New classification method for the dynamical state of galaxy clusters with a Gaussian mixture model

Context. Galaxy clusters are the largest gravitationally bound systems, and they continue their growth through mergers in a hierarchical ΛCDM Universe. Therefore, we can describe the merger stage of a cluster as the dynamical state of clusters. Previous studies have investigated this phenomenon, but several limitations remain, including reliance on dichotomous classifications, constraints on the number of indicators used, absence of reliability, and incompatibility of methods between observation and simulation studies. Aims.

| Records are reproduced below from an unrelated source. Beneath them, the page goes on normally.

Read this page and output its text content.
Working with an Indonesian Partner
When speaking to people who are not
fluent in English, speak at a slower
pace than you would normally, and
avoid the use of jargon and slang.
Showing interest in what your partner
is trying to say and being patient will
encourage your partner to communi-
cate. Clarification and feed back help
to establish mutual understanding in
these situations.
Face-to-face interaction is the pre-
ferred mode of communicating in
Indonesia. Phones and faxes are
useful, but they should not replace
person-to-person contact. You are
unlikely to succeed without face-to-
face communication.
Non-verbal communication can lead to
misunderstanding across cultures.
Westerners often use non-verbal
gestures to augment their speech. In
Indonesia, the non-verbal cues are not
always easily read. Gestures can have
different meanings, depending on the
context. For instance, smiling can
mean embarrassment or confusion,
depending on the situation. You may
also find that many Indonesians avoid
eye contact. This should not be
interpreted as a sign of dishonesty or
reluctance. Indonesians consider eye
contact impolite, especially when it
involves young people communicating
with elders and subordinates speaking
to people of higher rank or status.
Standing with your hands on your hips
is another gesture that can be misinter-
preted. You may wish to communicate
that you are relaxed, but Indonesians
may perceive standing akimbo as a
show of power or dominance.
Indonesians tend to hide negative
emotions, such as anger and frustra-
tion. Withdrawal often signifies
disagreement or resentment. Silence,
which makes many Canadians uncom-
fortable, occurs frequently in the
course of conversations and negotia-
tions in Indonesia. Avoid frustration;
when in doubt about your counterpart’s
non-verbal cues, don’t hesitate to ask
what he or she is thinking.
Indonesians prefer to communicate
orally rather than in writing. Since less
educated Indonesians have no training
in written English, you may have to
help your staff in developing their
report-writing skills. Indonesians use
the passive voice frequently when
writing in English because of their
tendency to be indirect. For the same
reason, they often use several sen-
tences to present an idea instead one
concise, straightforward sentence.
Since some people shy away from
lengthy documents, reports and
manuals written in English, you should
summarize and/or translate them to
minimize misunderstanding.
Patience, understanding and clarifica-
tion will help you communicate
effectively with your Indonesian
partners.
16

To overcome the limitations, we developed an enhanced and observation-applicable cluster dynamical state classification method using the Bayesian classifier with the class-conditional distribution Gaussian mixture model using the N-cluster Run simulation data. Methods. The Bayesian classifier was designed for two merger stages (merger and relaxed) as well as three merger stages (recent merger, ancient merger, and relaxed) to provide a more detailed interpretation of the merger processes. After the best classifier model was constructed, we applied it to the observation data to test its performance and usability. Results. In the results, using a larger number of indicators yields better results, with their order of importance being: magnitude difference, center offset, sparsity, Kuiper V statistic, and mirror asymmetry. Additionally, our analyses show that a projected classifier (built on the 6D space, but evaluated on lower dimensional projections) consistently produces better outcomes than non-projected classifiers (i.e., classifiers built directly on the corresponding low dimensional spaces), which means limited observation data can be used to classify with enhanced performance. Furthermore, the new classification method outperforms our previous research. Conclusions. This new method can suggest a way of overcoming previous limitations and provides new insights by providing the reliability of dynamical state classification results. We expect this enhanced method and its findings can be used in observational studies to better understand the evolution of galaxy clusters and the mass assembly history of the Universe.